The Education Department on Tuesday issued new guidance for how colleges should investigate sexual misconduct under Title IX, the federal gender-equity law.
The department released a question-and-answer document interpreting the Trump administration’s Title IX regulations, which took effect a year ago. The guidance is a stopgap measure, indicating how federal officials will enforce Title IX while the department goes through the lengthy process of reviewing and revising the regulations.
The Title IX rules, championed by the former Education Secretary Betsy DeVos, added protections for students accused of sexual misconduct, like mandatory live hearings with cross-examination. They have been criticized by victim advocates who say they let colleges off the hook for not taking sexual misconduct seriously. President Biden, who led a crusade against campus rape as vice president, said during his presidential campaign that he wanted to overhaul the regulations.
Here are a few highlights from the department’s new Title IX guidance.
1. Colleges can still investigate incidents that don’t fall under the regulations’ narrow definition of sexual harassment.
This isn’t news to most campus practitioners, but the Education Department made clear that colleges can respond to complaints even if they don’t meet the high bar for what qualifies as sexual harassment under the Title IX regulations.
The definition in the regulations only requires colleges to investigate harassment that is “so severe, pervasive, and objectively offensive that it effectively denies a person equal access” to education. But colleges don’t need to dismiss complaints if the alleged misconduct doesn’t fit into that category, the guidance said.
2. Colleges should investigate some incidents that happen off campus.
One aspect of the regulations that’s drawn a lot of criticism is that colleges aren’t obligated to respond to alleged sexual misconduct that takes place in off-campus apartments — where many reported sexual assaults involving students occur.
But colleges still need to investigate off-campus incidents if the institution “exercised substantial control” over the person who committed the harm, as well as “the context in which the alleged sexual harassment occurred,” the department emphasized. That could include certain incidents in off-campus settings — like alleged misconduct between two students in a private hotel room during a college-sponsored trip.
Also, if sexual misconduct initially occurs off campus and then moves into an on-campus setting — as might happen in a case involving a pattern of harassment, stalking, or domestic violence — colleges must respond under Title IX.
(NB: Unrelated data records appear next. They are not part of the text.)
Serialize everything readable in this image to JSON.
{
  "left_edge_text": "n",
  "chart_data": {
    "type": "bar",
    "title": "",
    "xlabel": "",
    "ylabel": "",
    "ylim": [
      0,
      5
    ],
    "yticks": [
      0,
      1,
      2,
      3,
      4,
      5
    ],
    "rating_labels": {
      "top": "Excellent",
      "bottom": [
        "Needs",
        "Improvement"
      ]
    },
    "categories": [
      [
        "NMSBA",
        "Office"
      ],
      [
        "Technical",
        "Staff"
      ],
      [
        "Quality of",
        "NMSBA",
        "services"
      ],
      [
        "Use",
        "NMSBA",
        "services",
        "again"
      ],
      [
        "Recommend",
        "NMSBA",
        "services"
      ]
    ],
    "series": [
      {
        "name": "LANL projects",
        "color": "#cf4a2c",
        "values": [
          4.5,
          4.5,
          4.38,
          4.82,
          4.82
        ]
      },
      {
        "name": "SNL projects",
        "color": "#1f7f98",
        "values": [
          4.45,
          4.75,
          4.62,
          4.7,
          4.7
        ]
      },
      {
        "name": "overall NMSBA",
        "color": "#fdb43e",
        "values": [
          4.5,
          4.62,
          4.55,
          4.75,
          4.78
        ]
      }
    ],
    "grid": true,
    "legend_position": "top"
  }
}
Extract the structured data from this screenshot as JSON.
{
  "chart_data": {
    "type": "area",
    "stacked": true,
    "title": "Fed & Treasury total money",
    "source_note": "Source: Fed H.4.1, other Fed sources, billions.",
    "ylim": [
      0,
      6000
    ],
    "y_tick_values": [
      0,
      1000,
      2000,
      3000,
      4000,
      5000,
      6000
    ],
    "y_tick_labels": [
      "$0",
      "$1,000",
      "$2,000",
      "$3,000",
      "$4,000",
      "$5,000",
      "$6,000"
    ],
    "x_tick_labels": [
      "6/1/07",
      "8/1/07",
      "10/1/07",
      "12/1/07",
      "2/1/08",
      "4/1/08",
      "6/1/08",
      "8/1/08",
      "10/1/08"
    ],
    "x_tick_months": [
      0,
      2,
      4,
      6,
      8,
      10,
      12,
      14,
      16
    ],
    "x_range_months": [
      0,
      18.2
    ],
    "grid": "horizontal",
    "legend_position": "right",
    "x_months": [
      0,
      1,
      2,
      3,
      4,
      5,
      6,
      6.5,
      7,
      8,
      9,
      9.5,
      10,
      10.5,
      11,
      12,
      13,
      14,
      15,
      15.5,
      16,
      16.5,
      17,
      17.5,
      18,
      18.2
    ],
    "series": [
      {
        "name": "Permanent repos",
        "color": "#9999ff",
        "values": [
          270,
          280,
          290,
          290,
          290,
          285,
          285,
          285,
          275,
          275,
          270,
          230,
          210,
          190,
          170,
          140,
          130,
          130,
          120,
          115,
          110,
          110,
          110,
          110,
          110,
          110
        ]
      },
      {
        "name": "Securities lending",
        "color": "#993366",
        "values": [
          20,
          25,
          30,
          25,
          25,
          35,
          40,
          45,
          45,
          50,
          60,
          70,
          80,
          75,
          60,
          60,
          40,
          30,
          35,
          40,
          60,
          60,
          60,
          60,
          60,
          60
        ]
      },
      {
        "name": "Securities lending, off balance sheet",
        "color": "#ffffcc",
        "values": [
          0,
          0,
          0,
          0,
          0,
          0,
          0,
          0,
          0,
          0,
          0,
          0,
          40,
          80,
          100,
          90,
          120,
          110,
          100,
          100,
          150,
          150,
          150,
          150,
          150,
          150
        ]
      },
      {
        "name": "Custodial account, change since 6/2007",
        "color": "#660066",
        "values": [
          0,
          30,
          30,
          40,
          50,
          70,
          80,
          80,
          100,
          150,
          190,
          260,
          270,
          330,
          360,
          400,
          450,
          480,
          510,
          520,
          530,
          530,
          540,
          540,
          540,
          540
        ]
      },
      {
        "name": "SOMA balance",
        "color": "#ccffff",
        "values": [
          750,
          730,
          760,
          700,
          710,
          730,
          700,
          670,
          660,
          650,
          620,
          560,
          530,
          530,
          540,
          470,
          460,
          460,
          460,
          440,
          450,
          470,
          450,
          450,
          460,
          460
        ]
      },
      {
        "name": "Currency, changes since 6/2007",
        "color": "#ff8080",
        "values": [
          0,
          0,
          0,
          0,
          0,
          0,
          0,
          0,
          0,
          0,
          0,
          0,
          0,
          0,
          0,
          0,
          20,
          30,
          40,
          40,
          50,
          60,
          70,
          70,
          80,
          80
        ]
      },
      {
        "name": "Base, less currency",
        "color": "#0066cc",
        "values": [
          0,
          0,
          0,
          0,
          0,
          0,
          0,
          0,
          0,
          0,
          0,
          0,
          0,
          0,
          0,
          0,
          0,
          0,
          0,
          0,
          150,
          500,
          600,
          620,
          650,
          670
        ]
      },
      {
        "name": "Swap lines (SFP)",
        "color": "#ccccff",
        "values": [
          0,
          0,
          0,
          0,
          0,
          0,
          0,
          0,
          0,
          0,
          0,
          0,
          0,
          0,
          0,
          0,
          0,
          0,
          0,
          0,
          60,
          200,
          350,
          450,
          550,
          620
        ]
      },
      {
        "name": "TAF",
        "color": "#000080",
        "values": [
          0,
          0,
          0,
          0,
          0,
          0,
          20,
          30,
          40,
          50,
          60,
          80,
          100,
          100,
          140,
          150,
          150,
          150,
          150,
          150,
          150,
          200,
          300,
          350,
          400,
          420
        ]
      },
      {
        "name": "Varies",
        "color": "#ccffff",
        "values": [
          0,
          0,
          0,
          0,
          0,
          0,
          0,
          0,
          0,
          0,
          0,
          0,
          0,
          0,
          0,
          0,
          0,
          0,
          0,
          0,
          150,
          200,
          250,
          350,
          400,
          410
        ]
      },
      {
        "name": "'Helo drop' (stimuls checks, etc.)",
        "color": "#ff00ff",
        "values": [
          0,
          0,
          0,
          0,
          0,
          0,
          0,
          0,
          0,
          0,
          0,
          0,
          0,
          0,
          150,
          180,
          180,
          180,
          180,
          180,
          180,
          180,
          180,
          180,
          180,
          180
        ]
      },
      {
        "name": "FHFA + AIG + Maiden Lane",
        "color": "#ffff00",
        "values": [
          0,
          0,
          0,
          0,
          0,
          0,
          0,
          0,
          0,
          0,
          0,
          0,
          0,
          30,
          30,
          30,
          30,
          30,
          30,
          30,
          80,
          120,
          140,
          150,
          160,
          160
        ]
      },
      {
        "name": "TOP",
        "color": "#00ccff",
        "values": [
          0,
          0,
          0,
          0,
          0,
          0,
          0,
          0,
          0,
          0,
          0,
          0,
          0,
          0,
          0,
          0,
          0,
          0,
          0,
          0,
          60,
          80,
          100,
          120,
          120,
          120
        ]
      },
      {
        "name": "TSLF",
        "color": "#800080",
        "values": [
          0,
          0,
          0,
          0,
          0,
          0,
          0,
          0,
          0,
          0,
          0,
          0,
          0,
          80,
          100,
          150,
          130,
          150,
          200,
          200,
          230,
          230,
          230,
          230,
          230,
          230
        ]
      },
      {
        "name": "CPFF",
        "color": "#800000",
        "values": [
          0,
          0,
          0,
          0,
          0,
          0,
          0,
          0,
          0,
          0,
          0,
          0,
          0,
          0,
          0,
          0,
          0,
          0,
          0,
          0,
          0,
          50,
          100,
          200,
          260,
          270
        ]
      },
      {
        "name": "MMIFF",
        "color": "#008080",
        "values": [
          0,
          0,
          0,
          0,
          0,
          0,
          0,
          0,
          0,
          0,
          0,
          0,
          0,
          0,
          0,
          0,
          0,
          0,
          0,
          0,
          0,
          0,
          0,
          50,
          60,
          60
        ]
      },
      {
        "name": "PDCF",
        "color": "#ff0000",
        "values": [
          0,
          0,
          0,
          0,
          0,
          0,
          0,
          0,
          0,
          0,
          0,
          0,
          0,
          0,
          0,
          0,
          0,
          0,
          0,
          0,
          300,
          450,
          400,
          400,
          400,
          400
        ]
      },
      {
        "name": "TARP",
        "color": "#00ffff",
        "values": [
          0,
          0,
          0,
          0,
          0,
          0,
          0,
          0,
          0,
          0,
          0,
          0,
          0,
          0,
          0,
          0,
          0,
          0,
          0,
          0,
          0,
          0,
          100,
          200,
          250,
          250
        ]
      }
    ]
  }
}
3. Colleges can designate professors and other campus employees with the “authority” to respond to sexual misconduct, if they deem it appropriate.
Also, formal written complaints aren’t the only way to put colleges “on notice” that they must respond to sexual misconduct. They might learn about allegations through personal observation, a newspaper article, or an anonymous report, the department said.
4. Colleges can remove students or employees accused of sexual misconduct from campus while the investigation is active.
If colleges determine that an alleged offender “is a threat to others” and provide the person with an opportunity to challenge the decision immediately afterward, administrators can force them to leave campus, the department said.
5. Colleges can set time frames for finishing Title IX investigations, even though they’re not forced to do so by the rules.
The department noted that previous guidance had encouraged colleges to complete investigations within 60 days, and that nothing in the regulations “prohibits a school from adopting the 60-day timeframe.”
6. If students or employees don’t participate in the live hearing, campus officials can’t rely on any of their previous statements to make a decision, even if they confessed.
This part of the Title IX rules is designed to ensure that anyone involved in a Title IX case is thoroughly questioned on their version of events before those alleged facts are used to levy a punishment. But it is one of the most frustrating aspects for administrators, who are concerned they’ll have to reach a conclusion in a given case that might be wrong.